It gets a lot cheaper at scale.

> And then this spoofing: isn't the solution against that technological rather than legislation?

"Spoofing" is just a name for using caller ID you shouldn't. There's no tech solution for it... unless we create a global federated registry that can be queried online, a new phone network which cares about it, and migrate every phone in the world to it. POTS will be alive longer than us.




I never noticed this spoofing ability in Europe though. Can someone make a phone call and appear to have a different number (and is this about mobile or landline numbers)? If so, why isn't it being done at large scale in Europe to get around apps that block known call centers?

Why would there be no tech solution around fake caller ID? The phone company knows who it's billing for this call, doesn't it?


> Can someone make a phone call and appear to have a different number?

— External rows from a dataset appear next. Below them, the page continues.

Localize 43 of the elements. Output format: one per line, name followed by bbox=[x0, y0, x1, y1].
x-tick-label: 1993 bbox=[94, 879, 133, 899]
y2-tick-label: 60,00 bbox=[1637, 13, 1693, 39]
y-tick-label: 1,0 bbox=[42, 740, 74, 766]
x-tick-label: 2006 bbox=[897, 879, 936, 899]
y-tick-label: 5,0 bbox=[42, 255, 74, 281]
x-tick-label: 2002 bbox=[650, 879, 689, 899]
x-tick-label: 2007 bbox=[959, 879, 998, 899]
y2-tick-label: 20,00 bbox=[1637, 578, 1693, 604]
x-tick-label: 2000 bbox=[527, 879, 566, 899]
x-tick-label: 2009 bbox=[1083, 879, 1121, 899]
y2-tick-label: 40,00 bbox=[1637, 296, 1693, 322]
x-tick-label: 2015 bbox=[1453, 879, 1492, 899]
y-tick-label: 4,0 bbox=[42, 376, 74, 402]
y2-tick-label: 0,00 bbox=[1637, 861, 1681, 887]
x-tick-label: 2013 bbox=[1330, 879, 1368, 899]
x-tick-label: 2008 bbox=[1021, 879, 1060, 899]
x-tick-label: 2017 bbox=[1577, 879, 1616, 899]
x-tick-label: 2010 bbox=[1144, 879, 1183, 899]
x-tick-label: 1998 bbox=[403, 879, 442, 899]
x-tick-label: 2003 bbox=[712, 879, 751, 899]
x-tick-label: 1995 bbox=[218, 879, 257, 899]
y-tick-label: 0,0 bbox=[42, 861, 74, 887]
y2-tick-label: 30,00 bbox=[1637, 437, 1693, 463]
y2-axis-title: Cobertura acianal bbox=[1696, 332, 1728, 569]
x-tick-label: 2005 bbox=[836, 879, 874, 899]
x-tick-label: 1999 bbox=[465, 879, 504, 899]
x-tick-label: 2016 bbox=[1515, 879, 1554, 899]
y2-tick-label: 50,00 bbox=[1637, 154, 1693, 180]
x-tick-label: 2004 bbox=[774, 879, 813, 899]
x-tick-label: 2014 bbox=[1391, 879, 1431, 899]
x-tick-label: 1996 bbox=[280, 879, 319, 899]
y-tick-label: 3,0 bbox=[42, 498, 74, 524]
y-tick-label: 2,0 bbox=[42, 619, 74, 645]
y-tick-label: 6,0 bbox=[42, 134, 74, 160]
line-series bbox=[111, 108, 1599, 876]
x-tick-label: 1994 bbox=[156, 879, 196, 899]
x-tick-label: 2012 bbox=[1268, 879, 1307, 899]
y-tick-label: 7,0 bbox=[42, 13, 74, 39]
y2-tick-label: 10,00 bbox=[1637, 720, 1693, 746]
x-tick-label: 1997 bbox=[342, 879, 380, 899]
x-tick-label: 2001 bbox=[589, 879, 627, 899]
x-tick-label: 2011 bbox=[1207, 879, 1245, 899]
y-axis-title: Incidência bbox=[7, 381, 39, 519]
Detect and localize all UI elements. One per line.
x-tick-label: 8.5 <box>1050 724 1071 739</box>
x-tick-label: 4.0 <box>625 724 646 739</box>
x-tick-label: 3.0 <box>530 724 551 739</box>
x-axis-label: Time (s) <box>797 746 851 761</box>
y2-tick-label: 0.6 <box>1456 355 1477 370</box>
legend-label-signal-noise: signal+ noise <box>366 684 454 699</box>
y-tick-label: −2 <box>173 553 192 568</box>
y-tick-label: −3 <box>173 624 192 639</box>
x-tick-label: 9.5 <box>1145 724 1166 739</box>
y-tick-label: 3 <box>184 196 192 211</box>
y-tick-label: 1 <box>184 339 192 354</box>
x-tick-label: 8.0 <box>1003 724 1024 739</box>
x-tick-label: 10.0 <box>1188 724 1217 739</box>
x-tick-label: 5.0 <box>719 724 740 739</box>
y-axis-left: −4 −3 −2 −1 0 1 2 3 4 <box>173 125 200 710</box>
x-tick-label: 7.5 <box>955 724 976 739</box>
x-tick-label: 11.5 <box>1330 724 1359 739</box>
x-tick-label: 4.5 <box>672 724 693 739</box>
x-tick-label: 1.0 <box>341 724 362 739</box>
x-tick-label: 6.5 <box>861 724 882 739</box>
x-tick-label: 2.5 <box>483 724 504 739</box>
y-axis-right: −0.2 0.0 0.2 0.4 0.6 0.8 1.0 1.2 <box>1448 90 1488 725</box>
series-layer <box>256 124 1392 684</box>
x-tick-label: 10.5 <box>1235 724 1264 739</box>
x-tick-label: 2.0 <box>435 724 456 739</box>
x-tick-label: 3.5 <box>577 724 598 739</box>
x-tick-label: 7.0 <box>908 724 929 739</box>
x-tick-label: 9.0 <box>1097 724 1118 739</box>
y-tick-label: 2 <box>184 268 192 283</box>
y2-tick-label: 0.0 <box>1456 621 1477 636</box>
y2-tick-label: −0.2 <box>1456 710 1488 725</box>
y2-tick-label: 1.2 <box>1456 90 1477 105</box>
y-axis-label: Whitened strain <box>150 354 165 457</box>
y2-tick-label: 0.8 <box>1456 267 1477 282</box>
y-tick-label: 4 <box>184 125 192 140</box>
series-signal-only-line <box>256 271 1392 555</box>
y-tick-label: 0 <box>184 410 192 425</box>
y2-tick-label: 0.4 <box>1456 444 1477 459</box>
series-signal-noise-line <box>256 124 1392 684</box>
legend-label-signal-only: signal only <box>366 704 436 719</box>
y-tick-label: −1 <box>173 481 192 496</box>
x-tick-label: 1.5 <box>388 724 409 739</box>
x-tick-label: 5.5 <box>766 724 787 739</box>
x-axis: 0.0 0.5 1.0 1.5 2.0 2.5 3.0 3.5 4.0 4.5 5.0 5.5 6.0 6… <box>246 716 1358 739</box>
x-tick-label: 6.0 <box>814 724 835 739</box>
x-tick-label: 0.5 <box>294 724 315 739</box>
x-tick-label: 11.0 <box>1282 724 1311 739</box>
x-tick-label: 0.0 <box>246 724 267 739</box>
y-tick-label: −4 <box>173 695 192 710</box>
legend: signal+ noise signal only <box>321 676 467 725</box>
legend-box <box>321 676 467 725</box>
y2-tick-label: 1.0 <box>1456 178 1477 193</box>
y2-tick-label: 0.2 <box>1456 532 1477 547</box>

I imagine so. It is quite easy to test. Here in Canada, if you verify your phone number with Google Hangouts [0], calls you make using Hangouts Dialer or through Gmail interface will show it originating from your phone number, even though it is originating from Google servers, not your phone. It seems Hangouts Dialer is available throughout EU. Have you tried using it?

[0] https://support.google.com/hangouts/answer/3116671


Company A knows, but doesn't care, then sends the call to company B. Company B doesn't know / can't verify.

It seems like it's on the rise in the UK https://www.which.co.uk/news/2019/10/whos-really-calling-you...

As for the capability, in many ITSP companies you can sign a paper saying "I promise that all the calls I'm sending have a valid callerid" and get no restrictions.


iirc, the calling number is reported from the calling device, not the service provider.

I remember playing around with that on my rooted Android phone years ago (around Android 2.0-2.2) in germany.

It would probably be possible to discard this information from the client and overwrite it as the service provider, but they weren't doing that at least back then. It would also be costly (like a MitM proxy overwriting headers)

That was around 10yrs ago though. Might have changed by now.


It's not costly. There's a lot of similar processing already happening, the proxies you mention are not mitm - they're part of the system. Most providers do ignore what you send them about your external caller id - in many cases you don't even know the correct one. Blind forwarding the cid is a bug rather than something people decided to do for cost or other reasons.